What Are RecyclerView's Four Cache Levels? Understanding ViewHolder Reuse
RecyclerView performance is not just about “creating fewer Views.” Its real strength is a layered cache system that decides whether the ViewHolder for a position can be reused quickly. The earlier a cache level is hit, the lower the reuse cost. The later the hit, the more likely RecyclerView must rebind or even recreate the ViewHolder.
Understanding the four cache levels explains many list behavior questions: why scrolling back can be fast, why mixed-type lists can stutter, why sharing a RecycledViewPool helps nested lists, and why a bad DiffUtil implementation can break reuse.
Level 1: Attached Scrap
Attached Scrap stores ViewHolders that are still attached to RecyclerView but are temporarily detached during a layout pass. They usually do not need to be rebound because they still represent the same on-screen items.

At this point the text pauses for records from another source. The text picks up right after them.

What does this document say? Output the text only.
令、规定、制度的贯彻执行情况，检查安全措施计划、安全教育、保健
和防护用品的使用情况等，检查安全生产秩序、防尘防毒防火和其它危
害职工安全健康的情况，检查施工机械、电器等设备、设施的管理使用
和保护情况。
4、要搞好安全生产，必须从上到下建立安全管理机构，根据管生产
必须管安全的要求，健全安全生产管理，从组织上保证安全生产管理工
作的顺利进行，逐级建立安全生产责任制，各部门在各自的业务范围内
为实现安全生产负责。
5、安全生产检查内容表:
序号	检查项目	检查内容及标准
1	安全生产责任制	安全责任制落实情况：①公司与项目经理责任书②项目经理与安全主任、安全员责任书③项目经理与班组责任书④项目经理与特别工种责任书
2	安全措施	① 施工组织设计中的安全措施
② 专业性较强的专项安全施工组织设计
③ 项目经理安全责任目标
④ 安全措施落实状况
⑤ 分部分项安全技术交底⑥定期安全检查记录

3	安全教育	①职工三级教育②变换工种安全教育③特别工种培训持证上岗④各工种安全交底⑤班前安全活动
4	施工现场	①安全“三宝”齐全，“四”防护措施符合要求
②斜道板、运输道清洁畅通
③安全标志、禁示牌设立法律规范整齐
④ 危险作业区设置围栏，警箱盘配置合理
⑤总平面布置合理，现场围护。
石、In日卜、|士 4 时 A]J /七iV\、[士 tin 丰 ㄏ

A typical case is a layout calculation where RecyclerView first detaches existing children, then attaches them again based on updated positions. If the item did not materially change, retrieving it from this level is the cheapest path.
This is why RecyclerView can efficiently move and reuse on-screen Views during a layout pass instead of destroying and recreating everything on each layout.
Level 2: Cached Views
Cached Views store a small number of ViewHolders that just moved off-screen. They preserve position and binding state, so they can be returned directly when the user scrolls back a short distance.
The default cache size is small because this level holds complete View trees and binding state. Too many entries increase memory usage. For complex items in lists where users often scroll back and forth, setItemViewCacheSize() can help, but it should not be treated as a generic optimization switch.
If the dataset changes frequently and positions become invalid, Cached Views lose much of their value. Stable item IDs, a correct DiffUtil, and precise data-change notifications directly affect this cache level.
Level 3: ViewCacheExtension
ViewCacheExtension is a custom cache hook for developers. It lets you provide Views outside RecyclerView’s default cache path.
This level is powerful, but it can also disrupt RecyclerView’s own reuse model. Unless you are very sure about the scenario, such as a specific item type with predictable reuse rules, it should not be your first choice. Most performance problems can be solved with DiffUtil, optimized ViewHolder binding, and RecycledViewPool tuning.
Level 4: RecycledViewPool
RecycledViewPool stores discarded ViewHolders grouped by viewType. They are no longer tied to a specific position, so taking one from the pool usually requires onBindViewHolder.
This level reduces onCreateViewHolder calls. Creating a ViewHolder often includes inflating XML, creating child Views, and initializing listeners, which is usually more expensive than ordinary binding. Complex items, nested RecyclerViews, and horizontal lists depend heavily on the pool.
A common nested-list optimization is to share one RecycledViewPool across multiple child RecyclerViews and set a reasonable max recycled count for high-frequency view types. That allows similar items in different modules to reuse the same group of ViewHolders.
What Prefetch does
GapWorker uses scroll direction and information from LayoutManager to prefetch items that are likely to appear soon. Its goal is to move creation and binding work before the item actually reaches the screen, reducing visible jank.
More prefetching is not always better. Too little prefetching means ViewHolders are created only when they become visible, which can stutter. Too much prefetching can consume main-thread or background-thread resources and may even load many images too early. In nested RecyclerViews, set initialPrefetchItemCount based on the number of items visible in the first viewport instead of blindly increasing it.
List jank is rarely caused by one cache level alone
Cache hits reduce creation cost and some binding cost, but if onBindViewHolder itself is heavy, hitting the pool can still jank. Common problems include synchronous image decoding in bind, expensive string formatting, database reads, excessive object allocation, repeatedly setting listeners, and triggering nested layouts.
A practical optimization order:
- Use Perfetto or FrameMetrics to identify which part of scrolling causes jank.
- Check whether
onCreateViewHolderis frequent to decide whether the pool is too small. - Check whether
onBindViewHolderis too heavy, then move work to async paths or precompute it. - Inspect
DiffUtil, stable IDs, andnotifyDataSetChangedusage to see whether they break reuse. - Share
RecycledViewPoolfor nested lists and tune prefetch.
RecyclerView’s cache system is mature, but it can only help reuse ViewHolders. It cannot fix overly heavy binding logic for you. List performance is ultimately shaped by caching, data-change quality, image loading, and layout complexity together.